いのちの食べかた


いのちの食べかた(森達也/理論社)

この本を読んで、生まれて初めて、「この本に書かれていることを、一人でも多くの人に読んで、知ってほしい」という気持ちになった。
今の日本で、牛や豚や鶏の肉を食べない人はほとんどいない。まったく何の肉も口にしない日というのは一日だってないだろうと思う。しかし、スーパーでパックに入れられて肉が売られる前に、いったいどうやって「肉が作られているのか」ということは、あまりよくわかっていない。
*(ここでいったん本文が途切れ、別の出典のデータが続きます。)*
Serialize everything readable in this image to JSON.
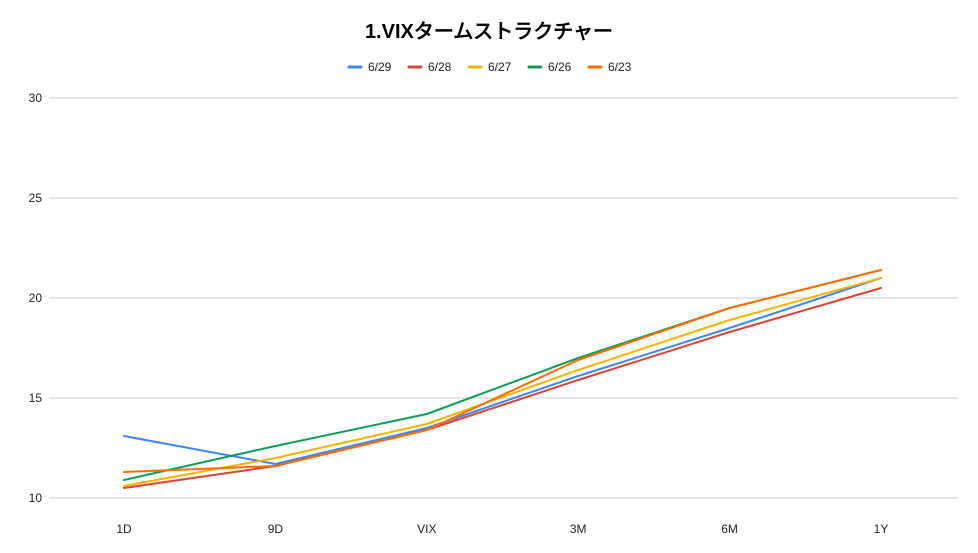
{
  "chart_data": {
    "type": "line",
    "title": "1.VIXタームストラクチャー",
    "xlabel": "",
    "ylabel": "",
    "categories": [
      "1D",
      "9D",
      "VIX",
      "3M",
      "6M",
      "1Y"
    ],
    "ylim": [
      10,
      30
    ],
    "yticks": [
      10,
      15,
      20,
      25,
      30
    ],
    "grid": true,
    "legend_position": "top",
    "series": [
      {
        "name": "6/29",
        "color": "#4285f4",
        "values": [
          13.1,
          11.7,
          13.5,
          16.1,
          18.5,
          21.0
        ]
      },
      {
        "name": "6/28",
        "color": "#db4437",
        "values": [
          10.5,
          11.6,
          13.4,
          15.9,
          18.3,
          20.5
        ]
      },
      {
        "name": "6/27",
        "color": "#f4b400",
        "values": [
          10.6,
          12.0,
          13.7,
          16.4,
          18.9,
          21.0
        ]
      },
      {
        "name": "6/26",
        "color": "#0f9d58",
        "values": [
          10.9,
          12.6,
          14.2,
          17.0,
          19.5,
          21.4
        ]
      },
      {
        "name": "6/23",
        "color": "#ff6d01",
        "values": [
          11.3,
          11.6,
          13.4,
          16.9,
          19.5,
          21.4
        ]
      }
    ]
  }
}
肉を作るには生き物を殺す過程が必要で、それを日々おこなう屠場は芝浦をはじめとして、全国にいくつもあるけれど、その存在は奇妙なぐらい社会から「無いものとして」扱われている感じがする。
こういうことは、マスコミは決して積極的に報道しようとしない。それは部落問題や差別と密接に関わるために、暗黙のタブーの領域となっているからだ。
学校でもテレビでもそれをちゃんと伝えてはいないから、知らないのもムリはないとはいえ、その根本的な部分を知らずに疑問も持たずにいるまま暮らしているというのは、思考や想像力が止まってしまっている状態なのだと思う。
知らなくてもいいことは世の中にたくさんあるけれど、自分たちの命が他の生き物の命なしには成りたたないということは、何よりも先に知っていなくてはならないことだと思う。
その「知らなくてはならないこと」について、こんなにもわかりやすく書いている本は他に見たことがない。1ページ1ページが、衝撃と感動の連続だった。